In recent weeks I've noticed increased media mentions like this one of a possible shift in the housing market and new questions about whether we're headed for a nationwide housing downturn.
Nationally Here Are 4 Stats That Prove This Isn't 2005 All Over Again
Recent research by the National Association of Realtors (NAR) examined certain red flags that caused the housing crisis in 2005, and then compared them to today's real estate market. Today I'll concentrate on four of those red flags because they were all outside historical norms in 2005. Home prices were way above normal ratios when compared to both rents and incomes at the time.
Here are the categories with percentages reflecting the unrealistic ratios and numbers of 2005 as compared to the current national market. Remember, a negative percentage reflects a positive gain for the market.
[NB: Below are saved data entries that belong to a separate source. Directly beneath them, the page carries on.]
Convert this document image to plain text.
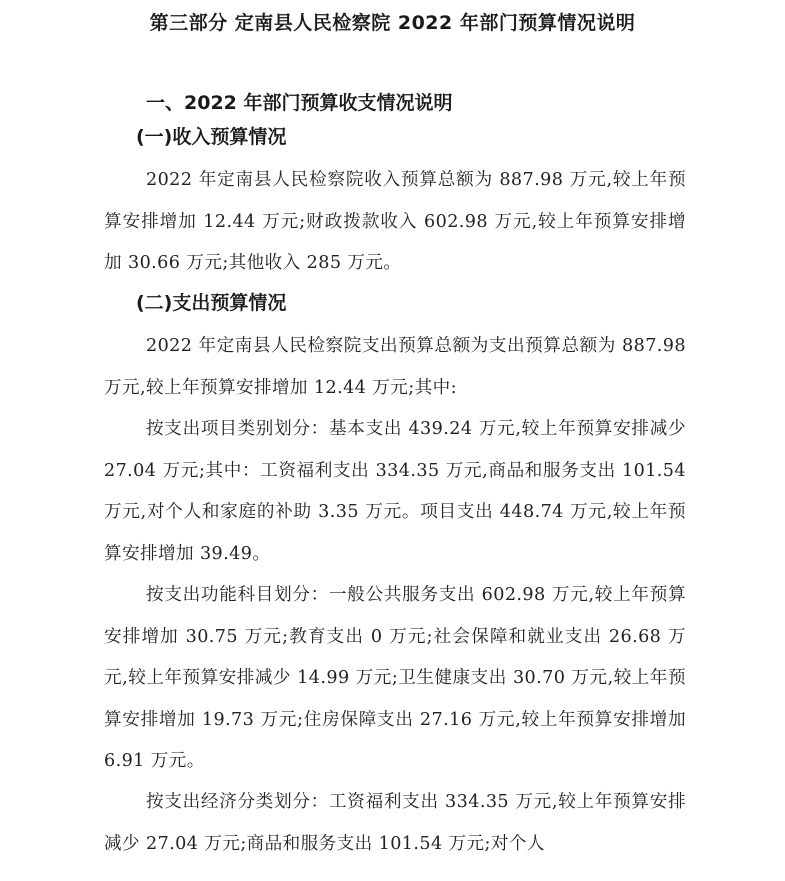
第三部分 定南县人民检察院 2022 年部门预算情况说明
一、2022 年部门预算收支情况说明
(一)收入预算情况

2022 年定南县人民检察院收入预算总额为 887.98 万元,较上年预算安排增加 12.44 万元;财政拨款收入 602.98 万元,较上年预算安排增加 30.66 万元;其他收入 285 万元。

(二)支出预算情况

2022 年定南县人民检察院支出预算总额为支出预算总额为 887.98 万元,较上年预算安排增加 12.44 万元;其中:

按支出项目类别划分：基本支出 439.24 万元,较上年预算安排减少 27.04 万元;其中：工资福利支出 334.35 万元,商品和服务支出 101.54 万元,对个人和家庭的补助 3.35 万元。项目支出 448.74 万元,较上年预算安排增加 39.49。

按支出功能科目划分：一般公共服务支出 602.98 万元,较上年预算安排增加 30.75 万元;教育支出 0 万元;社会保障和就业支出 26.68 万元,较上年预算安排减少 14.99 万元;卫生健康支出 30.70 万元,较上年预算安排增加 19.73 万元;住房保障支出 27.16 万元,较上年预算安排增加 6.91 万元。

按支出经济分类划分：工资福利支出 334.35 万元,较上年预算安排减少 27.04 万元;商品和服务支出 101.54 万元;对个人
- Price to Rent Ratio: -18%
- Price to Income Ratio: -12%
- Percentage of Mortgaged Purchases: -15%
- Percentage of House Flipping: -50%
Locally Here Are 4 More Stats Proving This Isn't 2005 All Over Again
Looking a bit closer to home for insight with regard to a possible housing market shift, if we examine the four indicators of a housing market downturn: days on market, inventory of homes for sale, median sales price and closed sales volume we have further evidence that, at least as far as Boston real estate is concerned, no downward shift in the housing market is evident.
The Bottom Line
They say hindsight is 20/20 and today, experts are keeping a close watch on the potential red flags that went unnoticed in 2005 so take what you hear nationally about the market with a grain of salt because Boston real estate does not neatly conform to national trends.